When you do your route planning for your primary and secondary routes are you doing anything else or just familiarizing yourself with the lefts and rights, the lights and stop signs?

Are you planning for route security?  Do you know the safe havens along the route?  Along the secondary route?  Have you visited the hospitals along the route?  What about police stations?  If something goes awry, do you have the numbers to both along the route?  As I have blogged before, if you experience vehicular malfunctions along the route, what is your emergency plan for principal transfer?

These very questions and responses I teach in TheMTMS course in the module Mark calls PDROPS (protective driving operations).  Too often in corporate or domestic private protection many specialists and even their companies overlook these vital ingredients.  In high threat/PSD it is not taken for granted.  Every inch of the road and route is taken in consideration because the threat is real and it can go south at any moment.  Dynamic response is a matter of life and death.  Domestically, everyone should get in the habit of making this part of their forte.  Not doing so can be considered as doing half the job.

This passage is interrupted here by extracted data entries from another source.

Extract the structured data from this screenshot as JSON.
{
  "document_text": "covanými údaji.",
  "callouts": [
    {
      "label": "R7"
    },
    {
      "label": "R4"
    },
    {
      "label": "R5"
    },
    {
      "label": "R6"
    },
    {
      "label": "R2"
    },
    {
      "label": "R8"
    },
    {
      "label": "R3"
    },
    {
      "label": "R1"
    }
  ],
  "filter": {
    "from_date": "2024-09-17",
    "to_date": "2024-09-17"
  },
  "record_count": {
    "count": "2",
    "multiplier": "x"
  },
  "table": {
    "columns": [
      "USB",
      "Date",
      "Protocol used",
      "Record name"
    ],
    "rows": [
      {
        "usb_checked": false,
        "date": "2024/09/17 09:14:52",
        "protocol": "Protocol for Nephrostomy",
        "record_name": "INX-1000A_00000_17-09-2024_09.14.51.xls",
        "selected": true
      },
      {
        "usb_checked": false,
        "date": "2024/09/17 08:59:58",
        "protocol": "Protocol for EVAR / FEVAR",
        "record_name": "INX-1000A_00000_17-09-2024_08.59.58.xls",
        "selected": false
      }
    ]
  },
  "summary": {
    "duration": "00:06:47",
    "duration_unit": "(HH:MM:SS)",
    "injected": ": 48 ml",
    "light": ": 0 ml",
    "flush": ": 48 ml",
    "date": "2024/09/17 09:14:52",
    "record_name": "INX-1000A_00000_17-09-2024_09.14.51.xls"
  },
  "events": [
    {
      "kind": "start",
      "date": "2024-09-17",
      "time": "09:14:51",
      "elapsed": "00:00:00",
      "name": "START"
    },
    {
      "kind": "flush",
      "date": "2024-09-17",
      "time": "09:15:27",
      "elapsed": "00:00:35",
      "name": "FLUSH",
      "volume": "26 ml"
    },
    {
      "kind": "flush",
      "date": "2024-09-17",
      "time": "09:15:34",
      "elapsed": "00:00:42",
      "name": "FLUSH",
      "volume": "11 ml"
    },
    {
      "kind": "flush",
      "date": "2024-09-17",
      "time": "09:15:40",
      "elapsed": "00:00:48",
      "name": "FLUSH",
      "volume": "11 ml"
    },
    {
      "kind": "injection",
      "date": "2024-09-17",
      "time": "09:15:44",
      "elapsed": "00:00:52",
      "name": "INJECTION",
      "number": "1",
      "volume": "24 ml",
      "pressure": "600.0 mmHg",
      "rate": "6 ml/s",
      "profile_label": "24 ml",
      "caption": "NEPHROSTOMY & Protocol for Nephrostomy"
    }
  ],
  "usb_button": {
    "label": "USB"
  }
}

Safe havens along the route are just, if not more important, as a hard room or hold room in a venue.  Getting to a safe location is far better than just driving until you find something.  That’s a shot in the dark.  In our hot wash after our FTX (Final training exercise) we query each team about their safe havens throughout the night.  In larger cities these may change becuase of the amount of people a precinct or police station may have to cover as well as the hospitals that are often close in proximity.  The key with hopsitals is knowing if they are a full trauma or not.  In some cities they have ambulatory centers that are for the sole purpose of immediate care and stabilization purposes.  Depending on the injury they will transport them to a more full service location.  The list of applicable safe havens are not limited to police stations or hospitals but you should know what your options are from every point on the route, even if it means that you may have to go in the opposite direction.

Havving a route book is a preferred option for details that incorporate multiple movements.  Directions from one location to the other as well as any other variables that could occur.  For instance, your itinerary says you are going from RON (return over night) to location-A.  After the meeting at location-A you are going to Location-B, then to Location-C.  If location-B is cancelled and plans change that you will proceed from Location-A to location-C you don’t have the luxury of planning that route on the fly.  The route book should have those variables readily available.

I can’t imagine how many of my readers don’t do this but it is something you should start practicing.  Riding in the front right seat looking cool with your Oakleys on can quickly go bad if you haven’t planned accordingly.